DataCleaner
DataCleaner copied to clipboard
Table lookup: Support fully loading table into memory/cache
In the Table lookup there is a good feature for enabling caching of the lookup results. This works well if you're anticipating that the same foreign key lookups are going to happen again and again. But furthermore it seems to me that you would sometimes anticipate that the foreign table is quite small and could easily fit into memory (will usually be possible up to some thousands of records, if not more).
Loading the full table into memory would have quite a lot of benefits in those scenarios. The lookups could essentially be HashMap-like fetches and the connection to the foreign database would only be queried once.

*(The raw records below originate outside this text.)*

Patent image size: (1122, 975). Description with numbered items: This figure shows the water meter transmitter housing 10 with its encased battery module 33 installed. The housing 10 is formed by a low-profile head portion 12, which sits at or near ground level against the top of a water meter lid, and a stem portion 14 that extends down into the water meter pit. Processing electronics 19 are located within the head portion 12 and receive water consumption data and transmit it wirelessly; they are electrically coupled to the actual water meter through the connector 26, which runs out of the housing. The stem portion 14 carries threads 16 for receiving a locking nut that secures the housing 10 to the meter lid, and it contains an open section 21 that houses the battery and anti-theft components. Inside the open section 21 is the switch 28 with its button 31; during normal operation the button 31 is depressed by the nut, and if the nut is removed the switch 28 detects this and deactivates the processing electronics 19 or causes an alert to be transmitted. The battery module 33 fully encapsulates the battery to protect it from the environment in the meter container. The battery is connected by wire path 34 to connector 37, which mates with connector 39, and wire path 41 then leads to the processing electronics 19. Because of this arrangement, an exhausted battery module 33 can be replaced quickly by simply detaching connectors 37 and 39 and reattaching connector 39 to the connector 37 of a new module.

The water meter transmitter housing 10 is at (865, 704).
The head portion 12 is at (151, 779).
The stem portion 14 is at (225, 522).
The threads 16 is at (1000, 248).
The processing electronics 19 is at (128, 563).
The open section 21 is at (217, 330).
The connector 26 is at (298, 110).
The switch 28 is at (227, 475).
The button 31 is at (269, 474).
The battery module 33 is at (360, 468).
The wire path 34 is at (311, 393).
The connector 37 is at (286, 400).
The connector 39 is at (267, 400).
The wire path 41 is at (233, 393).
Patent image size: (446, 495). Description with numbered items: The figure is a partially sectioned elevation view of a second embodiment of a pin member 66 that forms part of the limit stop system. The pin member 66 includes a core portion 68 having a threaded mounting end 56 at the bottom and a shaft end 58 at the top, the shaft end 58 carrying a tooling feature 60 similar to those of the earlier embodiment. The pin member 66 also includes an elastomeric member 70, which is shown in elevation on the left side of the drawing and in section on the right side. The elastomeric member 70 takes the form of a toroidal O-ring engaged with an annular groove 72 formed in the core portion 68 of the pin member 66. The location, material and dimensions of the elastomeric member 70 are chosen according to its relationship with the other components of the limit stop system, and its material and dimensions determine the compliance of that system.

As such it may even be a useable workaround for cases where the connection is a sparse resource.
This is great idea! We will need a limit to the amount of data to make sure we don't send the program tumbling. Could be a configurable option.

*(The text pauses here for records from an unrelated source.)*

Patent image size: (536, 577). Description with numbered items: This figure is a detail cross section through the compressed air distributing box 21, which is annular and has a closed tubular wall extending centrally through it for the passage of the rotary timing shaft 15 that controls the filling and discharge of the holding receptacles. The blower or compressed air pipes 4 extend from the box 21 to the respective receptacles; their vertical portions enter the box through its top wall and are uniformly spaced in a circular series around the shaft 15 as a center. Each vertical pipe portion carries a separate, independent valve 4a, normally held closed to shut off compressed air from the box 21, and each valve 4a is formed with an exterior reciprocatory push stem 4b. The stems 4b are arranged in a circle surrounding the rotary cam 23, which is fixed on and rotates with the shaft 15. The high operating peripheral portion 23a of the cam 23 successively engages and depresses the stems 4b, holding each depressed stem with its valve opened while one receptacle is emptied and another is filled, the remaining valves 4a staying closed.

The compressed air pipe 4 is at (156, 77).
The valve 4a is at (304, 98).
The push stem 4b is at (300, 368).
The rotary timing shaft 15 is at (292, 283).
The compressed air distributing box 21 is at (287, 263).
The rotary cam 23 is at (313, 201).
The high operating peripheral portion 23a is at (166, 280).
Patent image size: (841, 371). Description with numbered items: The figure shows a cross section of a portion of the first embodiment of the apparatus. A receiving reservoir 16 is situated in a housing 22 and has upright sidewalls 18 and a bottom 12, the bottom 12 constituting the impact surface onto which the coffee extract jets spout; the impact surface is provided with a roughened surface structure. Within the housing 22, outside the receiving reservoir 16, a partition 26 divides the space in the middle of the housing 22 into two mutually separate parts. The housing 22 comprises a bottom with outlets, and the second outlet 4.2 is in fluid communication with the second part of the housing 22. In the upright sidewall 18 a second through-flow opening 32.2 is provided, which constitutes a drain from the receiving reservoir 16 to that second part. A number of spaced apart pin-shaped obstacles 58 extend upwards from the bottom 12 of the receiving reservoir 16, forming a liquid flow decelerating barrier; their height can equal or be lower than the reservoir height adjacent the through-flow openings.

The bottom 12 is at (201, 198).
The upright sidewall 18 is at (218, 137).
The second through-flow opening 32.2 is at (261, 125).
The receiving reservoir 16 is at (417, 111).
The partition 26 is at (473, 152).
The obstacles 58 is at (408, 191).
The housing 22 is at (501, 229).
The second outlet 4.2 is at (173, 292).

I'm not actually sure what would be sensible, maybe 100000/selected columns? It's not ideal, since a column is not just a column, but otherwise we need to look at the actual contents.
I actually wouldn't add a limit, unless it's because you want it to automatically pick a caching strategy based on it. But if you ask the user to make the choice then I think you shouldn't block it. After all, some people really believe in buying more and more and more memory to make stuff faster. This could be a feature that leveraged a lot of memory for huge lookup jobs (although not the primary use-case IMO).
I'd ALWAYS add a (configurable) limit, that at least throws a warning first. We don't want users to kill an application by accident simply by enabling something. Those who needs will be capable of changing the default, those who doesn't will not realize that they were the ones who broke it, but will (rightly) blame DC.
Up to you and fine by me. I only meant to say that it wasn't important to me. I think there are plenty of ways you can make DC go out of memory already, and there will always be that in any ETL-like tool I think :)
Yeah, it's not exactly hard, but let's not make it easier :-)
Whoops, closed wrong issue.